Kind of a played topic. But both did what they had to do in this piece. First person had a good flow to start off and set the tone for the whole peice. The content was good. Second person had some pretty nice metas throughout his peice. Decent vocabulary was used by both which is a plus. All and all it was pretty nice. Keep at it.
i aint done an open mic in a while but get @ me if yall iz down 4 a collab
preciate all comments and yeah papa smurf holla at Omega. and discuss the details for a colab and ish.
thanks for the feed dedication..........pap well i got alot more om's lined up with paka i think 2 more and then alot more with infamouz and then other people so ill see if so like something good and if i am doing nothing we'll get on it homie
Nice overall piece here. Could have been alot more creative with the topic but other then that it was nice. I liked the way this was focused on throughout. I have to say there was some nice wording here throughout. Which made it lead you to read on. You have to use a slightly bit more catchy line's though, just to make stand out alot more. But other than that you had some nice vocab & some decent metaphor's. Could have been a bit more complex with this though. Overall coo read here.
-Infamouz.
p.s As for the collab I was done & I didn't catch you on so I was like what the hay. Let's see if Cry will do it. Lol.. But we can collab anytime. Just pm me.
thanks infamouz really appreciated and get on MSN.

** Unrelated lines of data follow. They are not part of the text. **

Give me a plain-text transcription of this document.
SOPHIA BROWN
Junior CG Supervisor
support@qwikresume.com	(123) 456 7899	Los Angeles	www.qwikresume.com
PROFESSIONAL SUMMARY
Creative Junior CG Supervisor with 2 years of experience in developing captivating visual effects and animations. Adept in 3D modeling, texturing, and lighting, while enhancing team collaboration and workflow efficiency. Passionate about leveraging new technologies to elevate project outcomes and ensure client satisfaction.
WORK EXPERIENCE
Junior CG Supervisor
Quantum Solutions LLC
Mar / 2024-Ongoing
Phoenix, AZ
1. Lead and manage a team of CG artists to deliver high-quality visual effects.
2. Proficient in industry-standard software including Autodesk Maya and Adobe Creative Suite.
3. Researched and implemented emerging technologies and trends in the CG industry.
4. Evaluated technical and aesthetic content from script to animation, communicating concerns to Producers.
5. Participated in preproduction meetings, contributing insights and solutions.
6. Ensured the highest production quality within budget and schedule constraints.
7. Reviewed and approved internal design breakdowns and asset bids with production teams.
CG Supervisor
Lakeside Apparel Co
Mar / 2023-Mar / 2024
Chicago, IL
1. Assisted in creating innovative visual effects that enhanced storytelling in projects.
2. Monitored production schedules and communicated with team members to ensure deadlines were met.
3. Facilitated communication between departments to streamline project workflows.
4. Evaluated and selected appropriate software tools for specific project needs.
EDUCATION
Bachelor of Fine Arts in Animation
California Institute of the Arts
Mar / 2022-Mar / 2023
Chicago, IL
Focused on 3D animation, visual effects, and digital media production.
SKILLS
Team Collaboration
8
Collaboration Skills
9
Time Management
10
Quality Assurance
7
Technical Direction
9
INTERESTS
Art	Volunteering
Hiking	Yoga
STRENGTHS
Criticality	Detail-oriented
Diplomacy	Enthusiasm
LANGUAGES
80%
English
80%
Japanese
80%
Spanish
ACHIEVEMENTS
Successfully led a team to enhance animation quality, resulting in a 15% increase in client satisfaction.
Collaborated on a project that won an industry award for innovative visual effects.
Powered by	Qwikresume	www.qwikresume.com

As fear is looked dear, straight in the eye
animosity builds with strides of carelessness that collides
taunting breeding, Hurtful feelings good-bye
Waived on a decadent plateau of emancipated tears and lies
seeking of a reason for these unanswered questions
Laying helpless on thy floor covered with bruises of ones perfection
Battered dimension, trampled in digression
She searches ever more still she is a lost cause even in her reflection.
These lines meant alot to me, everything was above Par, from the concept to the imagery, your creativity on this piece is flawless, wordplay unique in its own special way, the topic is godo too, structure coun't of been better, you really nailed it with this one man, we should collab sumtime. stay up keep blessin
word thanks my dudes.....sure think but also paka is on this so word up to him aswell!